Dzień po masakrze – kanadyjska inflacja na deser

Choć wczorajsze publikacje ekonomiczne naprawdę mogły wywołać chaos – co zresztą uczyniły – dzisiejszy kalendarz jest raczej spokojny. Musimy zadowolić kanadyjską inflacją CPI, w przypadku której analitycy spodziewają się przyspieszenia.

Kanadyjska inflacja bazowa CPI

Mówi się, że ceny konsumenckie w lipcu ponownie wzrosły o 0,2% m/m – inflacja CPI powinna zatem wzrosnąć do 2,8% r/r. Wzrost cen nieuwzględniający najbardziej zmiennych komponentów ma przyspieszyć do 1,6% w stosunku do lipca 2010 r. (czerwcowa inflacja r/r wyniosła 1,3%).
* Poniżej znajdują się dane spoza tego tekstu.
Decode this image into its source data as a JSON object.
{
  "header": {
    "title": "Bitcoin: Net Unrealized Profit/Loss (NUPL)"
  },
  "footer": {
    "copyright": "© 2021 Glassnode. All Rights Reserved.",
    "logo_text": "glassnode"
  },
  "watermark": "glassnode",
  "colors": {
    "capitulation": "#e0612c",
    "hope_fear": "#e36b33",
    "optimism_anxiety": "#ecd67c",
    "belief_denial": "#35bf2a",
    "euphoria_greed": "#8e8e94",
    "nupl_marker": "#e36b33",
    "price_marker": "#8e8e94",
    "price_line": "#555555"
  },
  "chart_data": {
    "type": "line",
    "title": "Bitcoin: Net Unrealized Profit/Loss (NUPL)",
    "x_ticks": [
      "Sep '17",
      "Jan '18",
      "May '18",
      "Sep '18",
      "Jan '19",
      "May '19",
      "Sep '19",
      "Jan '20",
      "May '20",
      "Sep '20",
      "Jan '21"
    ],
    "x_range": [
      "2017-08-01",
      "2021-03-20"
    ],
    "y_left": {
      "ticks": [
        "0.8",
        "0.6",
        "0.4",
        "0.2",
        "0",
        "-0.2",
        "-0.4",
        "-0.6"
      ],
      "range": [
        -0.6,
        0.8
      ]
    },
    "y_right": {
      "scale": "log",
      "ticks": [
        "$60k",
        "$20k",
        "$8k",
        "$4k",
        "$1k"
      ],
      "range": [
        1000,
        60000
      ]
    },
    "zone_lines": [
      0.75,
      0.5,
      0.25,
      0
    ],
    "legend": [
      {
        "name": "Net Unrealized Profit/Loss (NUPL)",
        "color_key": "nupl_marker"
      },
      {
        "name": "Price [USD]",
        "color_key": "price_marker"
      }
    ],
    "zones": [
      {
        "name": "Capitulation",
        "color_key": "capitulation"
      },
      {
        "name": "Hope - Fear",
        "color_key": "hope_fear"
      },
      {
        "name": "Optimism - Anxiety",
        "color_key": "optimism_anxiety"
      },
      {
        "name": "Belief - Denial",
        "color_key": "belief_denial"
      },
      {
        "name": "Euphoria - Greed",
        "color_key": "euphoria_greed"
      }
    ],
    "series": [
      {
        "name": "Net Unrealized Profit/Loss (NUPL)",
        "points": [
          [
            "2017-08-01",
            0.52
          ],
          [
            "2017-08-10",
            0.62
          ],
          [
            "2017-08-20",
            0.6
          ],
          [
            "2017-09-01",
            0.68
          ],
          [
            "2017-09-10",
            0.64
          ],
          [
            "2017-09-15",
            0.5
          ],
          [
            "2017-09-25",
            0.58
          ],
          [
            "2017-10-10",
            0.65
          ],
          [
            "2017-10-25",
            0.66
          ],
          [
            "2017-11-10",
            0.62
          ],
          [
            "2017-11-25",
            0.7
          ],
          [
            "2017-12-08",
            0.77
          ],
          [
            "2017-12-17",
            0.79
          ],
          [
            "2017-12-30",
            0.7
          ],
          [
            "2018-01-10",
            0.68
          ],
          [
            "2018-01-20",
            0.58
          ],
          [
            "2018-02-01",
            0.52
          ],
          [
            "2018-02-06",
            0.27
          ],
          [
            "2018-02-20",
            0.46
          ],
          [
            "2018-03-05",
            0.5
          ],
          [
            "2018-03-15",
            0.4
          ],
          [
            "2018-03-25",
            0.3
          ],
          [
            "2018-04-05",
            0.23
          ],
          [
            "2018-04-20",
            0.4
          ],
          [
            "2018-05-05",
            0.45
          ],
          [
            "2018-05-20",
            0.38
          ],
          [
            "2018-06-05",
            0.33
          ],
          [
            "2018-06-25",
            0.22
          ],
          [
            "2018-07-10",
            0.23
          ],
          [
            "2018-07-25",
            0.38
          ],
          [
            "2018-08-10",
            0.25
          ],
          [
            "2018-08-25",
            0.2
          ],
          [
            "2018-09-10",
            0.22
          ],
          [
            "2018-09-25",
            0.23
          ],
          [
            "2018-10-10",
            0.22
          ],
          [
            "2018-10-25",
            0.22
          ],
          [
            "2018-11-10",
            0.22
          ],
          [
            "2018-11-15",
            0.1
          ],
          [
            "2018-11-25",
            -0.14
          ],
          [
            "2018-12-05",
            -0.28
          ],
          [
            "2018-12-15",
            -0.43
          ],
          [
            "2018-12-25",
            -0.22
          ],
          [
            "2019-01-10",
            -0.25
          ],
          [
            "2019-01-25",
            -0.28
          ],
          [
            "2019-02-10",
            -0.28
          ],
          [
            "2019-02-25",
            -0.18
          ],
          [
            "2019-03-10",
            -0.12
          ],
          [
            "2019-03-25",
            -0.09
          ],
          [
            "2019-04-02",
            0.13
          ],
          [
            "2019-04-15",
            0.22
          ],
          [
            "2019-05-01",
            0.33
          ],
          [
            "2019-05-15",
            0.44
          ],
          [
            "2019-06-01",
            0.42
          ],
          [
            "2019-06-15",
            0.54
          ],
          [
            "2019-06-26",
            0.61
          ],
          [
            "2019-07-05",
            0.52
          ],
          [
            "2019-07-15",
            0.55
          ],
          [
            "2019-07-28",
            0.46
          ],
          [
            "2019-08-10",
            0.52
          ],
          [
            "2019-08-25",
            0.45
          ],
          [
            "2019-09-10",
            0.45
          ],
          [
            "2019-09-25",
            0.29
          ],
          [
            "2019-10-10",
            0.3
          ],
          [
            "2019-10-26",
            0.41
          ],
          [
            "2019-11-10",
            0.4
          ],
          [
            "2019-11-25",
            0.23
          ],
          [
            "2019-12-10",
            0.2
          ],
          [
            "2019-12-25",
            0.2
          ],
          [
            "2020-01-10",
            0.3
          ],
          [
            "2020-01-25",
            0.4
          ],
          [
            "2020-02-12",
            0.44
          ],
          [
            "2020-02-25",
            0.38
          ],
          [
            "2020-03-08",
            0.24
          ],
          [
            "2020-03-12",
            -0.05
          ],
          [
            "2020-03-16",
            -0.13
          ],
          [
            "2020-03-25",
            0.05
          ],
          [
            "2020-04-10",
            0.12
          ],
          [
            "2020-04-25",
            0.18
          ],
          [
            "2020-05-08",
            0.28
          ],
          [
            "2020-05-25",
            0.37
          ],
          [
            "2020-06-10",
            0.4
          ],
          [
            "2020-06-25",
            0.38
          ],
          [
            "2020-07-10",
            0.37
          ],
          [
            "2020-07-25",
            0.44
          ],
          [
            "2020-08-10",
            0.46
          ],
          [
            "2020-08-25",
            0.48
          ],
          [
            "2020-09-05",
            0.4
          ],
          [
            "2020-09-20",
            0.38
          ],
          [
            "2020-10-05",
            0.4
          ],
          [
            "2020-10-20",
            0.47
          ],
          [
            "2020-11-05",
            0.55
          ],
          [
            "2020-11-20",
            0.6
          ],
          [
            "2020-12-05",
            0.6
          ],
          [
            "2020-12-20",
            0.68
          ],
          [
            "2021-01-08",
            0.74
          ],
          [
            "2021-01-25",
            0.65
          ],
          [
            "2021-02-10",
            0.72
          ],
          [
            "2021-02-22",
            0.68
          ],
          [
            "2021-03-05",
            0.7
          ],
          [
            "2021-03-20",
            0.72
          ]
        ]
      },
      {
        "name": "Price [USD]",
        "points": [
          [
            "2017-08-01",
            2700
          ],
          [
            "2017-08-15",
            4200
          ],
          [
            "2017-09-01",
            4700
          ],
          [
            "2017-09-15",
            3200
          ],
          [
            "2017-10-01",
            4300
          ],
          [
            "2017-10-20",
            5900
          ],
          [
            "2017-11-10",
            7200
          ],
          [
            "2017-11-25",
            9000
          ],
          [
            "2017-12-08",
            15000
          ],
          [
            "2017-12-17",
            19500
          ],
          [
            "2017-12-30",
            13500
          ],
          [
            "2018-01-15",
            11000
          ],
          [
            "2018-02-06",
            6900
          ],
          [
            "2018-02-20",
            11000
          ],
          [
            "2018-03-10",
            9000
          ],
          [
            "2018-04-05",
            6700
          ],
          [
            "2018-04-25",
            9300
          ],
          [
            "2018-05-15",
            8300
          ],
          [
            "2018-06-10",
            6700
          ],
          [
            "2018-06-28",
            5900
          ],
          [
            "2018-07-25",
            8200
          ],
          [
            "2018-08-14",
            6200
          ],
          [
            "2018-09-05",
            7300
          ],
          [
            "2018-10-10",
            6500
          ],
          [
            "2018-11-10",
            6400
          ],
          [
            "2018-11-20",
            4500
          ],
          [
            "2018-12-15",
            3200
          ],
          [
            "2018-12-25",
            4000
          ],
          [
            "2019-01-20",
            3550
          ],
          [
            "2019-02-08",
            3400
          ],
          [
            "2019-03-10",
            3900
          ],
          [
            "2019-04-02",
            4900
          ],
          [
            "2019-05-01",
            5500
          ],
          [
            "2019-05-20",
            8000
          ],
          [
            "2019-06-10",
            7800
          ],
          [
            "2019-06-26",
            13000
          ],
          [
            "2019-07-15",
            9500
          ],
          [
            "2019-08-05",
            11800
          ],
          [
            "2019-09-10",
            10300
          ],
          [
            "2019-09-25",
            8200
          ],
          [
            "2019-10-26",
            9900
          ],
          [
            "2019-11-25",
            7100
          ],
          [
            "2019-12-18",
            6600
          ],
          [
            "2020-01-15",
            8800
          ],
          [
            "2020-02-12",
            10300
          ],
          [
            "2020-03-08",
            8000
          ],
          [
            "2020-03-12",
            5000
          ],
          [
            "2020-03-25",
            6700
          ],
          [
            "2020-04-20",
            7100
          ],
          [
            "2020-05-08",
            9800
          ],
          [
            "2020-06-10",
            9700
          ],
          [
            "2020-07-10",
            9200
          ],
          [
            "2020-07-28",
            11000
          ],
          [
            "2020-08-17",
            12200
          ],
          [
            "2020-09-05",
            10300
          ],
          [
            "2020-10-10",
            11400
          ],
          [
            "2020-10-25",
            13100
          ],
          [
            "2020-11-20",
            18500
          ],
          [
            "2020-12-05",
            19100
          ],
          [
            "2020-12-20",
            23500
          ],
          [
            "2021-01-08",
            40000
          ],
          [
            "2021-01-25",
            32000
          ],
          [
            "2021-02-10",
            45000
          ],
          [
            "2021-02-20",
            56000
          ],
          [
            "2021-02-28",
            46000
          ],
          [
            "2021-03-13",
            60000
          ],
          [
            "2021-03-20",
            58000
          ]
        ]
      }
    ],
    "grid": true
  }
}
Gubernator Banku Kanady przyznał już tymczasem, że w krótkim terminie inflacja najprawdopodobniej utrzyma się powyżej górnego limitu wyznaczonej przez Bank strefy komfortu na poziomie 3%, jednak na razie nie można liczyć na podniesienie stóp (ostatnią podwyżkę mieliśmy we wrześniu 2010 r.), ponieważ obawy związane ze światowym wzrostem gospodarczym przeważają nad presją inflacyjną.